As domestic and regional travel rebounded, staycations and a boost in local tourism helped the company get back on its feet. With the gradual easing of restrictions, business reached 100% Pre-COVID levels in Vietnam, 75% in Thailand, and 50% in Indonesia.   

The true mettle of enduring companies is proven when they are put through the test of toughest times. With a business model whose success relies on the overall travel industry, it is safe to say Traveloka had that hard moment and then some in the form of COVID-19. 

However, through these initiatives, it persevered. 

It emerged with additional capital and more importantly, profitability. 

It then laid its eyes on an IPO. 

Heading towards a safe landing

Once the early months of 2020 seemed like a distant memory, the now profitable Traveloka was being courted by SPACs to go public.

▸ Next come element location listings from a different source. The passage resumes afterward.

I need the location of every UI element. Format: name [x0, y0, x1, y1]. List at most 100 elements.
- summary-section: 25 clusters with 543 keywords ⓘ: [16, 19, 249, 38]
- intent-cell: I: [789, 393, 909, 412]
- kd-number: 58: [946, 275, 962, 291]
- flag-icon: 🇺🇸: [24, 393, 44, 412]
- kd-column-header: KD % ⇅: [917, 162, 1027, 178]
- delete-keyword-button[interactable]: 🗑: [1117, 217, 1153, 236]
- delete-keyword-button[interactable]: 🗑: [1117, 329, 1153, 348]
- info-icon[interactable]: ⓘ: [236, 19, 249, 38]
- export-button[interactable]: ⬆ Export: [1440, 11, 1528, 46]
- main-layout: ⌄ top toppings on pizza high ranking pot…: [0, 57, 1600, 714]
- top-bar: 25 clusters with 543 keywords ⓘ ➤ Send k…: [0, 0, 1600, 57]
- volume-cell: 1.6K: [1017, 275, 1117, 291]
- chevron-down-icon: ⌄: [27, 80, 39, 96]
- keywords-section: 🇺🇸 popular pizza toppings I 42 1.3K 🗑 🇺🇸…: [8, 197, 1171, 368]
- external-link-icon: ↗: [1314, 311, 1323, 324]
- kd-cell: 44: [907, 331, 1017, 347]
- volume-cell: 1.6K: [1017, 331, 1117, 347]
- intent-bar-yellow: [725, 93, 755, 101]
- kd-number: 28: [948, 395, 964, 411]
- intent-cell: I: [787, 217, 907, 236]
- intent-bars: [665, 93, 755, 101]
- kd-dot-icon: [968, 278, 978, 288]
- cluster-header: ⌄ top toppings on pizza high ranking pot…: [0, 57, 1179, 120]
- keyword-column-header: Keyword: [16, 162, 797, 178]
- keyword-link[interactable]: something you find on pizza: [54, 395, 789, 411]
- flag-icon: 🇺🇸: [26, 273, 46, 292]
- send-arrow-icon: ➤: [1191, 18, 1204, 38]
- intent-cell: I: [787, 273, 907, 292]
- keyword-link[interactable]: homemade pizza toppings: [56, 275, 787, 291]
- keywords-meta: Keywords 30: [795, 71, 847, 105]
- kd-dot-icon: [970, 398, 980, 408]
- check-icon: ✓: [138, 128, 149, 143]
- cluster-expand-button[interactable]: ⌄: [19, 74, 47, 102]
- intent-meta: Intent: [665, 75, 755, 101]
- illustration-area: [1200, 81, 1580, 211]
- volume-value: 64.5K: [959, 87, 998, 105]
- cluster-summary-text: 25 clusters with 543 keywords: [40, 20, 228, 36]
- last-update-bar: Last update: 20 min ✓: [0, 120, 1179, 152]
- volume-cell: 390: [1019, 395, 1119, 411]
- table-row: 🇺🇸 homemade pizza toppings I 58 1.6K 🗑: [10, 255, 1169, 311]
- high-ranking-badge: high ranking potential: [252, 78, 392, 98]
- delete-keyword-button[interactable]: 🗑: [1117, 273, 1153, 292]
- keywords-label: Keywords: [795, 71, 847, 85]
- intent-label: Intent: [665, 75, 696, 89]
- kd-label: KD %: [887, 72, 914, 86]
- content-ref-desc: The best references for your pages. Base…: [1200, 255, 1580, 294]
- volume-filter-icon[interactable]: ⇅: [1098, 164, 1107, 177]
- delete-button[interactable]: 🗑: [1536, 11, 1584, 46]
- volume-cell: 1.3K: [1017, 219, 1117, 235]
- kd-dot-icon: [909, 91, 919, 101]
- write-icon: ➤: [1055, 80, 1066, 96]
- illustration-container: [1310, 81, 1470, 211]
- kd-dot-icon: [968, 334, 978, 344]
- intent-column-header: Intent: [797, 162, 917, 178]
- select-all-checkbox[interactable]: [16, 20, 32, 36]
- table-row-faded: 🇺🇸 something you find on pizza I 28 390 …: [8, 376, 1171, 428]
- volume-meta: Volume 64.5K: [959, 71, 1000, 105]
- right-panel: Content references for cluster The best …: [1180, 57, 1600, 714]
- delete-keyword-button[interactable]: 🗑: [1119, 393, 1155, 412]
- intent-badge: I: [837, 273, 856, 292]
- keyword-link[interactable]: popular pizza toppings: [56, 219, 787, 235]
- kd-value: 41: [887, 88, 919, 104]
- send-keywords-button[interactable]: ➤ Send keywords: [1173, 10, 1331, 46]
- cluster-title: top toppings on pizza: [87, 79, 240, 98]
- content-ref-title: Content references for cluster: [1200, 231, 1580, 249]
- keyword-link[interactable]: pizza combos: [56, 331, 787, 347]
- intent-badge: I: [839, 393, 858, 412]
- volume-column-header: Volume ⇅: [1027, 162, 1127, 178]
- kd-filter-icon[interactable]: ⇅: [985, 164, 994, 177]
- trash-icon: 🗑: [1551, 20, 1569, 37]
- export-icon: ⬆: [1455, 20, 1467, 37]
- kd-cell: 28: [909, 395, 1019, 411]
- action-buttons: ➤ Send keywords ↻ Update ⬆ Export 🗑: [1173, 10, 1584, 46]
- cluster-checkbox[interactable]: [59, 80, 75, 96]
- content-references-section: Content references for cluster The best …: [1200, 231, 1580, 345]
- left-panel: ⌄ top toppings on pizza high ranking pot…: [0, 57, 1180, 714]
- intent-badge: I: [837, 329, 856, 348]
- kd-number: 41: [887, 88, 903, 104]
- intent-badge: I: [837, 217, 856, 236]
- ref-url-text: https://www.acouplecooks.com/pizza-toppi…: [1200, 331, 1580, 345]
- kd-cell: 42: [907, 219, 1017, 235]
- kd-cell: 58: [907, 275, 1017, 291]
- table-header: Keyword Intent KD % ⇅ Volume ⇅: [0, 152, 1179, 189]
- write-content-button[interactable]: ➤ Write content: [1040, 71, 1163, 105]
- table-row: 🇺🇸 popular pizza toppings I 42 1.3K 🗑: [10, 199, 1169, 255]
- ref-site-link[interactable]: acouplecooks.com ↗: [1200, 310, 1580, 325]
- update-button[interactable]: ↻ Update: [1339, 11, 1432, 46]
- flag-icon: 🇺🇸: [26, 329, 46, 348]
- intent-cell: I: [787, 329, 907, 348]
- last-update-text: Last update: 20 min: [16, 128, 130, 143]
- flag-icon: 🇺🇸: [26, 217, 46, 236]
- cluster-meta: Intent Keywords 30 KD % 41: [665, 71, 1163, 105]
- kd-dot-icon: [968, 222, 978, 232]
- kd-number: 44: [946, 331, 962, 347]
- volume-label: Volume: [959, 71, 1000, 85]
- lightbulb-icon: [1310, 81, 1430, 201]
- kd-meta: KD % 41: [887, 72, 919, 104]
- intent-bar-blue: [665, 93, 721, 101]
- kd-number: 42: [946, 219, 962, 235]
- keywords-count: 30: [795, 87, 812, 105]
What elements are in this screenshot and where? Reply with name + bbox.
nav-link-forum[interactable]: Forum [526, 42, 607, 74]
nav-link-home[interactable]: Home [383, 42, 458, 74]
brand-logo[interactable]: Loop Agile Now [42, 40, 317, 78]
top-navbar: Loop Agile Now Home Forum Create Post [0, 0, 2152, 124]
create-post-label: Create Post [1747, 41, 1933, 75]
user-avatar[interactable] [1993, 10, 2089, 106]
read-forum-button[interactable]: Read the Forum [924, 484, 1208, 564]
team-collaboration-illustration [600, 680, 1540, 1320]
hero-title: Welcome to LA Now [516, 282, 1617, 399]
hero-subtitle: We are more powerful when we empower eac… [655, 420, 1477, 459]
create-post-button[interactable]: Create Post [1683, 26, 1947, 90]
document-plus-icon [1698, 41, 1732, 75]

The most notable of these was the Bridgetown SPAC, backed by Peter Thiel. The reported valuation was in the region of ~US$5.0 billion, far higher than the US$3.2 billion it was valued at during its last fundraise. 

While a deal has not been announced, it looks like interest remains plenty.

While many questioned the valuation, others argued that its virtues – management handling of a crisis, a business model that can (and is) profitable, a clear market leader in its segment in Southeast, and multiple new ambitious bets make this a palatable valuation. 

While valuations can and will be always debated, it cannot be denied that Traveloka has had a remarkable journey. 

From simple beginnings close to a decade ago to Southeast Asia’s large online travel agency platform through COVID-19, it has been quite a journey.